# Reproducible analyses

We'd like to be able to reproduce analysis results easily. While that's not
always fully achievable, the strategies below help significantly. Note that this
is only about analyses run on _production_ data, not the development and testing
of new code.

1. _Only run code that has been committed to a repository._

   If locally changed code is used to produce analysis results, those results can't be reproduced if the local changes get lost. To avoid this problem, the [analysis runner](https://github.com/populationgenomics/analysis-runner) runs code from GitHub repositories only.

2. _Link the output data with the exact program invocation of how the data has been generated._

   Even if the code is committed to a repository, it's usually not obvious how a derived dataset was generated. The [analysis runner](https://github.com/populationgenomics/analysis-runner) stores a record in [metamist/analysis-runner](https://sample-metadata.populationgenomics.org.au/analysis-runner/) of every invocation, including an `ar-guid`, the parameters used, and the suggested output directory. NB: Analysis can write files outside this directory.

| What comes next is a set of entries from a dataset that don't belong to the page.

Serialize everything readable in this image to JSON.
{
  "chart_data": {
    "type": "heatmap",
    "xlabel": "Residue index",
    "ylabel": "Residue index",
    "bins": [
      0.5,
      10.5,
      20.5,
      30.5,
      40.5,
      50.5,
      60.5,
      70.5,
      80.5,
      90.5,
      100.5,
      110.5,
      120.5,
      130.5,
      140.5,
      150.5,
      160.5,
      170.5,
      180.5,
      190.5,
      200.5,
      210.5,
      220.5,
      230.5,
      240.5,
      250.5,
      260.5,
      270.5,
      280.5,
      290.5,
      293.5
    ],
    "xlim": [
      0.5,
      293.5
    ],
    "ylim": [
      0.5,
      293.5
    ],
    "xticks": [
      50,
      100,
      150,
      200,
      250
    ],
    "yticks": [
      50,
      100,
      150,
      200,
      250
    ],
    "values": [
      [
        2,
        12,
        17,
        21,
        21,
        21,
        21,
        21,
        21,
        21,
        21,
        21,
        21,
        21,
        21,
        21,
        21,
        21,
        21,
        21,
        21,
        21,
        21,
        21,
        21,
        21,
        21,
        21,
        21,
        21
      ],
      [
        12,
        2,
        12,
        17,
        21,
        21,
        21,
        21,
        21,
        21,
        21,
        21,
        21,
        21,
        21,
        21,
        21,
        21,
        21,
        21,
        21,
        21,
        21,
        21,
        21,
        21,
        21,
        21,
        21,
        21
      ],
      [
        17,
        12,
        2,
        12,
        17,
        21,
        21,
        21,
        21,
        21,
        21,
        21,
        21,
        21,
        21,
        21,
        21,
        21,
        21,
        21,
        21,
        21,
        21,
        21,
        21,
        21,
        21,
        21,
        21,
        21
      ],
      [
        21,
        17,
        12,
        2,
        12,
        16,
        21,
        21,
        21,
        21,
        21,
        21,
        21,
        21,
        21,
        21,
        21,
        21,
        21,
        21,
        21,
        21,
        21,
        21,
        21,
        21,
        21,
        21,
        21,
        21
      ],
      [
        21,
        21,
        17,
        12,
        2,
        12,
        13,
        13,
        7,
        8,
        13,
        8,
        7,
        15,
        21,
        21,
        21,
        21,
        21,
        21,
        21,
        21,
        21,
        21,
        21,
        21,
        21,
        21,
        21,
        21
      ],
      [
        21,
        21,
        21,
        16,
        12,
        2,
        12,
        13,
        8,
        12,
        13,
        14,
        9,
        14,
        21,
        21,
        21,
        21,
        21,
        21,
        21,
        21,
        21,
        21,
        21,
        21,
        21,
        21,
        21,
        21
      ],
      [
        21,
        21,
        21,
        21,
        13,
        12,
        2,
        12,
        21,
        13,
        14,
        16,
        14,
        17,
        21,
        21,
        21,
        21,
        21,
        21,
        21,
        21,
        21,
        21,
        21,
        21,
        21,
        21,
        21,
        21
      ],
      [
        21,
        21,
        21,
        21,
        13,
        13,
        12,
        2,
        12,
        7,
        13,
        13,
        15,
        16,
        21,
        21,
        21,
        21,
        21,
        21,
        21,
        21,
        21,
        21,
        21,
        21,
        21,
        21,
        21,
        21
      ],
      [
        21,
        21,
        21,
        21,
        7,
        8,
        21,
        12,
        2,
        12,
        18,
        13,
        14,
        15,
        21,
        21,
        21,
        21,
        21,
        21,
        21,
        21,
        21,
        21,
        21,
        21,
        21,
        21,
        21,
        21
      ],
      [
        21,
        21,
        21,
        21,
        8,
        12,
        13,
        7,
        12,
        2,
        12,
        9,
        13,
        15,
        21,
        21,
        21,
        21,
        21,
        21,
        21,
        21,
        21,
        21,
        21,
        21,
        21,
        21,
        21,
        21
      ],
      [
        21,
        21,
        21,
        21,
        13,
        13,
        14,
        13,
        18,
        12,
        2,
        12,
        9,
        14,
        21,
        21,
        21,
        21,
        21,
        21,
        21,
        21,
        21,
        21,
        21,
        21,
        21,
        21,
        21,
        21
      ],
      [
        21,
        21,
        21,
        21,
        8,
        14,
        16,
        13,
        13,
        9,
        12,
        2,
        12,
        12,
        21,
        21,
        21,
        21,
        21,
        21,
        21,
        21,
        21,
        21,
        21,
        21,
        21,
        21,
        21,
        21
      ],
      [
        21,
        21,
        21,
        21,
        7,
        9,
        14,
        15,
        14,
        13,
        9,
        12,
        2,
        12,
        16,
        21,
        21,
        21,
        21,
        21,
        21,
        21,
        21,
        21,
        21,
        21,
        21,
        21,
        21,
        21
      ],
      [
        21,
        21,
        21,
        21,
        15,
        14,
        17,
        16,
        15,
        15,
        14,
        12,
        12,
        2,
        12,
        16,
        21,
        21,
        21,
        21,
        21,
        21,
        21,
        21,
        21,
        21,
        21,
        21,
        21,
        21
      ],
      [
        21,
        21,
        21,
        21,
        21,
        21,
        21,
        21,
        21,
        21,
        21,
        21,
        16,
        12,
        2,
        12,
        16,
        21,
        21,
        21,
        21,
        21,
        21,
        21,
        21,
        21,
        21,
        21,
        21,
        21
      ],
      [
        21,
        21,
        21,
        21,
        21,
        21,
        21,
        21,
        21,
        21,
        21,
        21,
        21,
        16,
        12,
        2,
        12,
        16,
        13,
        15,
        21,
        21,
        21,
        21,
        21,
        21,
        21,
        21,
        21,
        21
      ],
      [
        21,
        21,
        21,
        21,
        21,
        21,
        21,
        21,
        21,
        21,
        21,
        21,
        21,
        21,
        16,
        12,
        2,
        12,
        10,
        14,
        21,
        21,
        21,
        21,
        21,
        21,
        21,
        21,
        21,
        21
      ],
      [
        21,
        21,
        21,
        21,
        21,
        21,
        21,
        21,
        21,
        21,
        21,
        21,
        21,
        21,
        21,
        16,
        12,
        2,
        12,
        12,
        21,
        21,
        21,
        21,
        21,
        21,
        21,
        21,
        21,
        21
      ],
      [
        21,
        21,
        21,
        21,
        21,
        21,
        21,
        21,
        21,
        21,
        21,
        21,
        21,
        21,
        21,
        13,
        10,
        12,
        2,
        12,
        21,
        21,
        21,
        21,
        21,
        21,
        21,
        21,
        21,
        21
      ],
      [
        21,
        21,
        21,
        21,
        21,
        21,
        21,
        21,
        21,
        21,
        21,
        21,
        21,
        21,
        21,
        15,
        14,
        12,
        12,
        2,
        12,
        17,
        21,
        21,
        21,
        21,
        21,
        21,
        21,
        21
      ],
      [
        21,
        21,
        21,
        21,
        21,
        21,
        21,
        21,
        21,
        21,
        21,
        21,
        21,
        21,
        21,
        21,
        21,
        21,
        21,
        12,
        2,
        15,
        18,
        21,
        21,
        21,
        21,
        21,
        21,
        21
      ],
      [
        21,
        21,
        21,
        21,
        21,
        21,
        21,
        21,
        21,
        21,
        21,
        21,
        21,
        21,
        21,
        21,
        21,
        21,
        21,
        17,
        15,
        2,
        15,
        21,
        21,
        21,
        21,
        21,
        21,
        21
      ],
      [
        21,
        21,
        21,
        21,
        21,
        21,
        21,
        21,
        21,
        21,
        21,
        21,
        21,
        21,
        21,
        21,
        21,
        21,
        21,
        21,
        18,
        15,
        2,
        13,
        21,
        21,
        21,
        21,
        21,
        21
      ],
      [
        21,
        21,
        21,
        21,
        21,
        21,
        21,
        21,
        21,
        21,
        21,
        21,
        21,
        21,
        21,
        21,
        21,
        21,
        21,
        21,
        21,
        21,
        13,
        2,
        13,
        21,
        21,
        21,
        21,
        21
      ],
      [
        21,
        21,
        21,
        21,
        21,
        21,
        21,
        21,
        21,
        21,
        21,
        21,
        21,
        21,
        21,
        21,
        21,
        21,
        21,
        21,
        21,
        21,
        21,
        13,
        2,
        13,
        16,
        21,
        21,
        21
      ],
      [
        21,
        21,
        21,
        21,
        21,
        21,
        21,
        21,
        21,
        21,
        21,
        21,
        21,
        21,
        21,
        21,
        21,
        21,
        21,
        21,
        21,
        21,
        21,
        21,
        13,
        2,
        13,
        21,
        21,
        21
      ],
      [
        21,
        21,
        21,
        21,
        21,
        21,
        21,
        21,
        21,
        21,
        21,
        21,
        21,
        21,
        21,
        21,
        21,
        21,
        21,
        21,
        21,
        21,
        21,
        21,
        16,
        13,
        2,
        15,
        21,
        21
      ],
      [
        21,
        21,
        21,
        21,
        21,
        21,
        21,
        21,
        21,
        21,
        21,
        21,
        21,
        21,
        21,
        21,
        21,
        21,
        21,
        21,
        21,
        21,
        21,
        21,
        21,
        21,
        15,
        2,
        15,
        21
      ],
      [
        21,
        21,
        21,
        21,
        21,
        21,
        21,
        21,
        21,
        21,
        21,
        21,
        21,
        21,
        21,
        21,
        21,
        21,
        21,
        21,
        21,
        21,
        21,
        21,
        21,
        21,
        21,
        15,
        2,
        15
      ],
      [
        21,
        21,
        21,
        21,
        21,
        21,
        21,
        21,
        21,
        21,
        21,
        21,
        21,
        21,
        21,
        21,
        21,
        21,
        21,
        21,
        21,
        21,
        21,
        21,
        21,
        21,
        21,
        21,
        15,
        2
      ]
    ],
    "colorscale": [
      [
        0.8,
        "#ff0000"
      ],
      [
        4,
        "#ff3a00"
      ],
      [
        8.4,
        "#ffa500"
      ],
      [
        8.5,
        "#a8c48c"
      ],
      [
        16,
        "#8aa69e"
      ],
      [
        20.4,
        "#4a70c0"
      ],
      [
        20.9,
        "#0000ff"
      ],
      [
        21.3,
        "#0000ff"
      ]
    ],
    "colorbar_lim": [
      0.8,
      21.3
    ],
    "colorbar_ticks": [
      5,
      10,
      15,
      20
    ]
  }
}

   Note, as of early 2023, metamist stores an audit log of any metadata changed with an ar-guid if available.


3. _Pin all dependencies of your code to a specific version._

   Docker images, pip, and many other systems let you specify version dependencies. Avoid using "latest", minimum version requirements or version ranges. Instead, always specify an exact version.

   We currently rely on code reviews to spot these issues. Ideally, we'd have a linter that checks the common cases.

4. _Treat output data as immutable._

   If you overwrite (or delete) outputs, any data that has previously been derived from those outputs gets implicitly invalidated. By default we therefore heavily suggest you should only create new data in our [storage policies](storage_policies/README.md).